Brother Paul is a creative man, a published poet and an accomplished photographer. One of his Collections, Monkswear, first published in 2008, offers a perceptive insight to the monastic life, its theme centred round the aspects of the simple clothing or habit that is worn by the monks. I would like to share with you some of Paul’s poems for they tell us much about the life of a monk, rooted in the past, yet alive in our own time. The Collection is illustrated with Paul’s own photography.

One item of clothing is the scapular, a long piece of black cloth, worn over the shoulders and hanging down back and front. He describes it in a few succinct words,



White robe

Black stripe:



White fur

Black stripe:



From both

Best to keep

Your distance.

A play on words that is both factual yet full of humour.

There is indeed here the expression of good natured banter within the serious intent of a monks vocation.

In a poem Possessed by a Habit he describes his monastic life. It gives the title to his Collection.

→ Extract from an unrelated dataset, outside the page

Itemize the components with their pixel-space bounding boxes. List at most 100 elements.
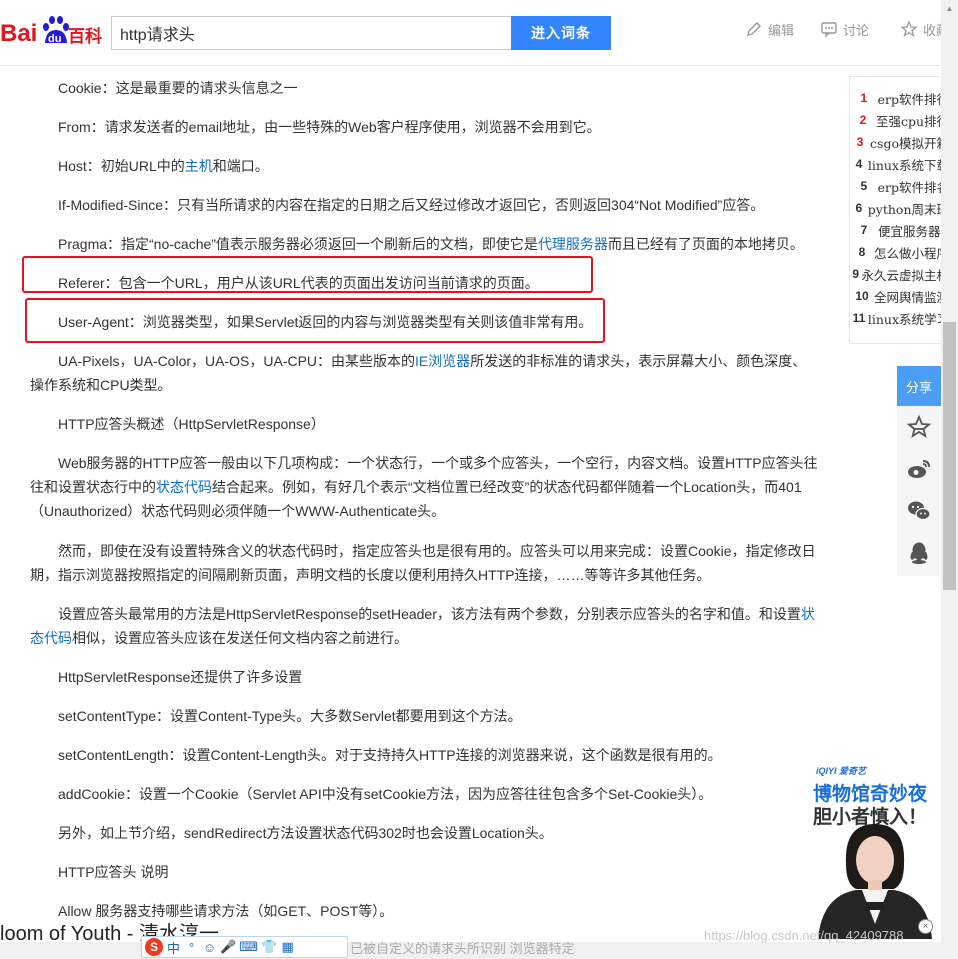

Sorry, but I can’t seem to shed

this habit I’m so given over to,

this monkswear, this second skin

I’m so habituated to.


I’ve worn it till the habit has

worn me quite down

to a shadow of the man

I once was. You would

hardly recognize the boy

who at least had some promise

and risked talents, life and

opportunities for the sake

of a possessive, chronic

habit which he won’t shake off,

that holds him so hide-bound

he has all but lost



which seems to be

the way he wants it

given the merry way

he carries on with

no thought of past,

future, or of what

might become of him

once he wakes up

and finds himself without

means or ability

so sustain so religiously

his mystifying



Just you see-unless

he quits this habit it will eventually

carry him to the grave.


Amen, Alleluia!

This is a beautiful, well crafted statement of the simplicity of his vocational life.

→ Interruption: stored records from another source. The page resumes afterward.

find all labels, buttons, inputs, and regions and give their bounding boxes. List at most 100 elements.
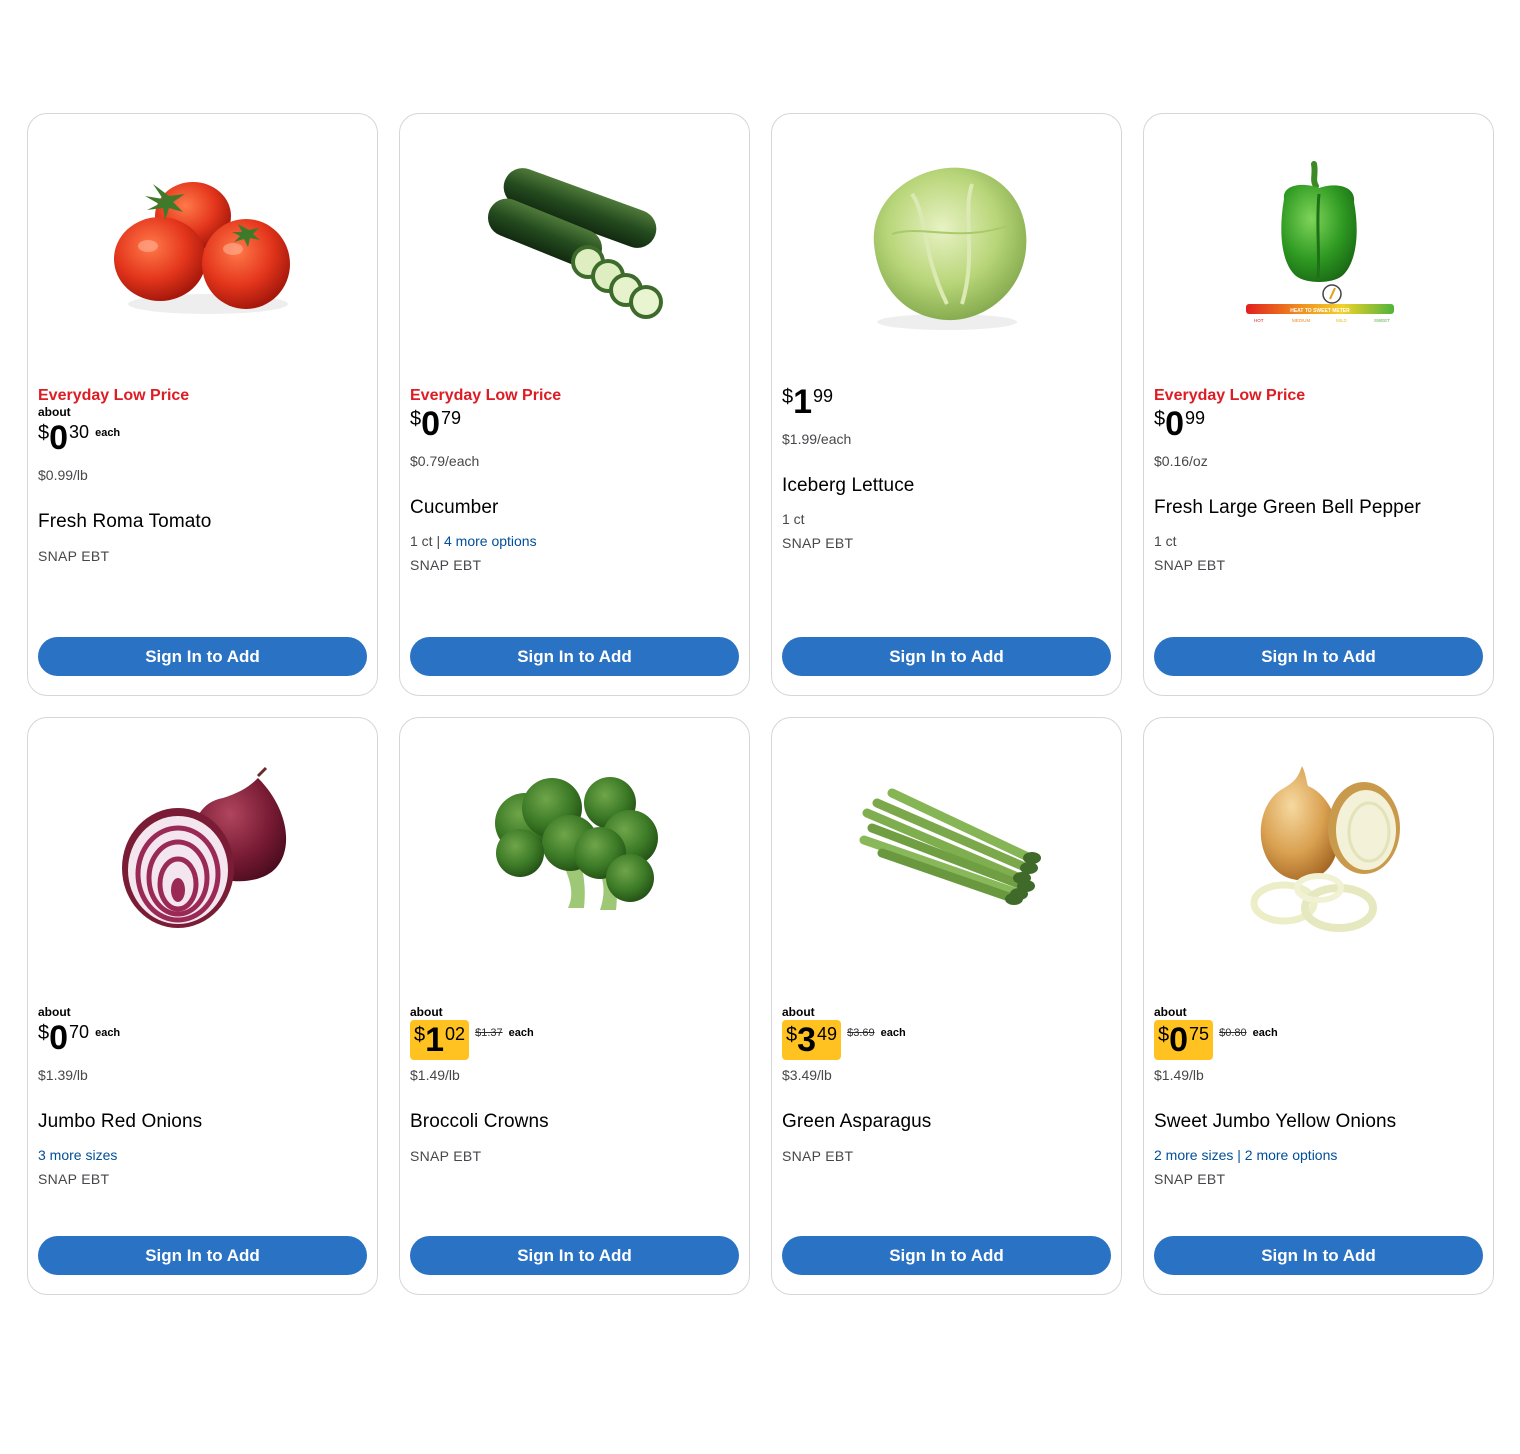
price-dollars: 0 [1169, 1021, 1189, 1059]
more-sizes-options-link[interactable]: 2 more sizes | 2 more options [1154, 1147, 1337, 1163]
price-cents: 99 [1185, 408, 1206, 428]
meter-label: SWEET [1374, 318, 1390, 323]
current-price: $0 70 [38, 1020, 89, 1055]
price-currency: $ [786, 1024, 798, 1046]
snap-ebt-label: SNAP EBT [1154, 1171, 1226, 1187]
product-info: Everyday Low Price $0 79 $0.79/each Cucum… [410, 386, 739, 574]
product-name[interactable]: Iceberg Lettuce [782, 475, 1111, 497]
product-card[interactable]: HEAT TO SWEET METER HOT MEDIUM MILD SWEE… [1143, 113, 1494, 696]
asparagus-icon [859, 788, 1041, 905]
price-row: $1 02 $1.37 each [410, 1020, 739, 1060]
cucumber-icon [487, 168, 663, 319]
price-cents: 30 [69, 422, 90, 442]
product-name[interactable]: Green Asparagus [782, 1111, 1111, 1133]
product-options: 1 ct | 4 more options [410, 532, 739, 550]
price-suffix: each [95, 1027, 121, 1039]
price-flag: Everyday Low Price [1154, 387, 1306, 404]
meter-title: HEAT TO SWEET METER [1290, 308, 1350, 314]
product-name[interactable]: Cucumber [410, 497, 739, 519]
unit-price: $0.79/each [410, 453, 480, 469]
unit-price: $3.49/lb [782, 1067, 832, 1083]
current-price: $1 99 [782, 384, 833, 419]
count-label: 1 ct [782, 511, 805, 527]
product-image[interactable] [108, 758, 298, 948]
meter-label: MEDIUM [1292, 318, 1310, 323]
product-name[interactable]: Jumbo Red Onions [38, 1111, 367, 1133]
price-row: $0 30 each [38, 420, 367, 458]
product-options: 2 more sizes | 2 more options [1154, 1146, 1483, 1164]
product-name[interactable]: Broccoli Crowns [410, 1111, 739, 1133]
count-label: 1 ct [1154, 533, 1177, 549]
price-currency: $ [414, 1024, 426, 1046]
sign-in-to-add-button[interactable]: Sign In to Add [38, 1236, 367, 1275]
price-cents: 79 [441, 408, 462, 428]
sign-in-to-add-button[interactable]: Sign In to Add [782, 1236, 1111, 1275]
about-label: about [410, 1005, 443, 1019]
product-image[interactable] [1224, 758, 1414, 948]
price-currency: $ [410, 408, 422, 430]
about-label: about [38, 405, 71, 419]
unit-price: $0.99/lb [38, 467, 88, 483]
price-row: $3 49 $3.69 each [782, 1020, 1111, 1060]
sign-in-to-add-button[interactable]: Sign In to Add [782, 637, 1111, 676]
rollback-price: $1 02 [410, 1020, 470, 1060]
price-cents: 75 [1189, 1024, 1210, 1044]
meter-label: MILD [1336, 318, 1348, 323]
product-card[interactable]: $1 99 $1.99/each Iceberg Lettuce 1 ct SNA… [771, 113, 1122, 696]
snap-ebt-label: SNAP EBT [410, 557, 482, 573]
sign-in-to-add-button[interactable]: Sign In to Add [38, 637, 367, 676]
current-price: $0 79 [410, 406, 461, 441]
price-suffix: each [95, 427, 121, 439]
count-label: 1 ct | [410, 533, 444, 549]
product-name[interactable]: Fresh Roma Tomato [38, 511, 367, 533]
current-price: $0 99 [1154, 406, 1205, 441]
price-flag: Everyday Low Price [410, 387, 562, 404]
product-options: 1 ct [782, 510, 1111, 528]
meter-label: HOT [1254, 318, 1264, 323]
price-suffix: each [880, 1027, 906, 1039]
price-suffix: each [1252, 1027, 1278, 1039]
product-card[interactable]: about $1 02 $1.37 each $1.49/lb Broccoli … [399, 717, 750, 1295]
product-card[interactable]: Everyday Low Price about $0 30 each $0.99… [27, 113, 378, 696]
price-flag [410, 986, 739, 1006]
product-card[interactable]: Everyday Low Price $0 79 $0.79/each Cucum… [399, 113, 750, 696]
more-sizes-link[interactable]: 3 more sizes [38, 1147, 117, 1163]
was-price: $1.37 [475, 1027, 503, 1039]
sign-in-to-add-button[interactable]: Sign In to Add [410, 637, 739, 676]
product-info: about $3 49 $3.69 each $3.49/lb Green Asp… [782, 986, 1111, 1165]
sign-in-to-add-button[interactable]: Sign In to Add [1154, 1236, 1483, 1275]
product-card[interactable]: about $0 75 $0.80 each $1.49/lb Sweet Jum… [1143, 717, 1494, 1295]
product-options: 3 more sizes [38, 1146, 367, 1164]
price-row: $0 79 [410, 406, 739, 444]
was-price: $3.69 [847, 1027, 875, 1039]
product-card[interactable]: about $3 49 $3.69 each $3.49/lb Green Asp… [771, 717, 1122, 1295]
product-image[interactable] [480, 758, 670, 948]
more-options-link[interactable]: 4 more options [444, 533, 537, 549]
yellow-onion-icon [1250, 766, 1400, 932]
product-name[interactable]: Sweet Jumbo Yellow Onions [1154, 1111, 1483, 1133]
product-name[interactable]: Fresh Large Green Bell Pepper [1154, 497, 1483, 519]
unit-price: $0.16/oz [1154, 453, 1208, 469]
product-image[interactable]: HEAT TO SWEET METER HOT MEDIUM MILD SWEE… [1224, 154, 1414, 344]
sign-in-to-add-button[interactable]: Sign In to Add [1154, 637, 1483, 676]
price-flag [782, 986, 1111, 1006]
product-image[interactable] [852, 154, 1042, 344]
about-label: about [782, 1005, 815, 1019]
price-cents: 70 [69, 1022, 90, 1042]
tomato-icon [114, 182, 290, 314]
price-dollars: 1 [793, 383, 813, 421]
price-flag: Everyday Low Price [38, 387, 190, 404]
product-image[interactable] [480, 154, 670, 344]
product-image[interactable] [108, 154, 298, 344]
product-info: about $0 70 each $1.39/lb Jumbo Red Onion… [38, 986, 367, 1188]
price-row: $0 99 [1154, 406, 1483, 444]
product-options: 1 ct [1154, 532, 1483, 550]
price-dollars: 0 [421, 405, 441, 443]
price-row: $1 99 [782, 384, 1111, 422]
unit-price: $1.39/lb [38, 1067, 88, 1083]
product-card[interactable]: about $0 70 each $1.39/lb Jumbo Red Onion… [27, 717, 378, 1295]
product-info: about $1 02 $1.37 each $1.49/lb Broccoli … [410, 986, 739, 1165]
sign-in-to-add-button[interactable]: Sign In to Add [410, 1236, 739, 1275]
product-image[interactable] [852, 758, 1042, 948]
product-info: Everyday Low Price about $0 30 each $0.99… [38, 386, 367, 565]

The collection concludes with a few lines on the Cowl:


-solemn as chant

one sweep of fabric

from head to foot.


cowls hanging

on a row of pegs-

tall disembodied spirits

holding shadows

deep in the folds

waiting for light

for light to shift

waiting for a bell

for the reach of my hand

to spread out the slow

wings, release the

shadows and envelope my

prayer-hungry body

with light.

Sprinkled through these pages are many aspects of monastic life, some trivial, others significant. One, a brief seven lines, is entitled Weird Arithmetic

The middle cipher

in the word God is zero.

In the word good


stands zero x zero

naught times naught

equals all nothings lodged


in God’s open heart.


In a piece entitled The Laundry Number he describes the numbered identity of each monk.

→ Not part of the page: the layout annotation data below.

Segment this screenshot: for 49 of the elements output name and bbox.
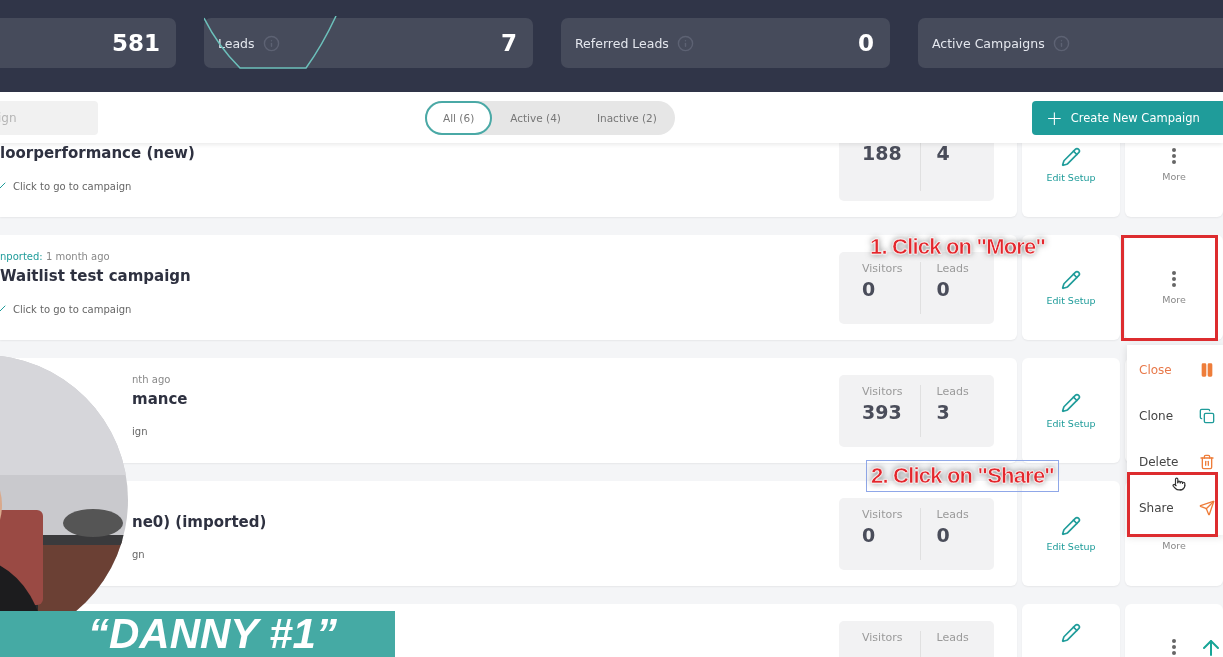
stat-label: Leads bbox=[936, 261, 970, 275]
stat-label: Visitors bbox=[862, 384, 904, 398]
stat-label: Visitors bbox=[862, 630, 904, 644]
campaign-name: loorperformance (new) bbox=[0, 144, 196, 162]
stat-value: 7 bbox=[501, 30, 517, 56]
stat-label: Leads bbox=[936, 630, 970, 644]
filter-tab[interactable]: All (6) bbox=[425, 100, 493, 135]
edit-setup-button[interactable]: Edit Setup bbox=[1046, 269, 1096, 306]
filter-tab[interactable]: Inactive (2) bbox=[578, 100, 675, 135]
campaign-name: mance bbox=[132, 390, 189, 408]
stat-value: 4 bbox=[936, 141, 951, 164]
campaign-name: ne0) (imported) bbox=[132, 513, 268, 531]
stat-value: 0 bbox=[862, 523, 877, 546]
stat-value: 188 bbox=[862, 141, 903, 164]
campaign-name: Waitlist test campaign bbox=[0, 267, 192, 285]
edit-setup-button[interactable]: Edit Setup bbox=[1046, 146, 1096, 183]
edit-setup-button[interactable]: Edit Setup bbox=[1046, 515, 1096, 552]
stat-value: 3 bbox=[936, 400, 951, 423]
menu-item[interactable]: Delete bbox=[1127, 439, 1223, 485]
annotation-text: 2. Click on "Share" bbox=[866, 460, 1059, 492]
search-field[interactable]: ign bbox=[0, 100, 98, 135]
stat-value: 0 bbox=[936, 523, 951, 546]
stat-label: Leads bbox=[936, 507, 970, 521]
more-button[interactable]: More bbox=[1162, 147, 1186, 182]
create-campaign-button[interactable]: + Create New Campaign bbox=[1032, 100, 1223, 135]
stat-value: 0 bbox=[858, 30, 874, 56]
annotation-text: 1. Click on "More" bbox=[869, 233, 1047, 261]
stat-value: 393 bbox=[862, 400, 903, 423]
campaign-link[interactable]: Click to go to campaign bbox=[13, 303, 132, 315]
campaign-meta: nth ago bbox=[132, 374, 172, 387]
campaign-link[interactable]: gn bbox=[132, 549, 145, 560]
stat-label: Leads bbox=[218, 35, 255, 51]
more-button[interactable]: More bbox=[1162, 270, 1186, 305]
stat-label: Visitors bbox=[862, 507, 904, 521]
stat-value: 581 bbox=[112, 30, 160, 56]
edit-setup-button[interactable]: Edit Setup bbox=[1046, 392, 1096, 429]
campaign-link[interactable]: ign bbox=[132, 426, 148, 437]
stat-label: Referred Leads bbox=[575, 35, 669, 51]
menu-item[interactable]: Clone bbox=[1127, 393, 1223, 439]
stat-label: Leads bbox=[936, 384, 970, 398]
video-caption: “DANNY #1” bbox=[0, 611, 395, 657]
stat-value: 0 bbox=[862, 277, 877, 300]
stat-label: Visitors bbox=[862, 261, 904, 275]
campaign-meta: nported: 1 month ago bbox=[0, 251, 111, 264]
stat-label: Active Campaigns bbox=[932, 35, 1045, 51]
stat-value: 0 bbox=[936, 277, 951, 300]
menu-item[interactable]: Close bbox=[1127, 347, 1223, 393]
filter-tab[interactable]: Active (4) bbox=[492, 100, 579, 135]
campaign-link[interactable]: Click to go to campaign bbox=[13, 180, 132, 192]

-patched inside the black collar

of each cowl and scapular is

a designated number

to sort out in the wash

whose is which and

what goes where.


Above each patch is

a loop that hangs on a peg-

a hanging cipher

for an unnamed person

who wears thin, wears

habitually the same habit

over and over

and owns not a stitch,

not a loop, not

a number, owns not

his very own body



even as he is

a God-owned body

in a God-owned garb

which hangs on a loop

in a row of pegs

a voiceless choir

answering each

to that high Ledger

where after the great

wash and agitation

the heat and pressure

that Searching Hand

will then sort out

who is who

and who belongs where

and will lift up and carefully

place each one

onto his own



Paul’s work is a deep mine of thoughtful reflection, the fruit of many years spent living his monastic life. In this collection of fifty poems and a number of photographic images, he offers us an opportunity of insight to a different place beyond our immediate experience. It is a privilege to share it with him.

Paul Quenon’s Collection ‘Monkswear’ is published by Fons Vitae Louisville KY.

ISBN 1-891785-15-X. It is well worth reading.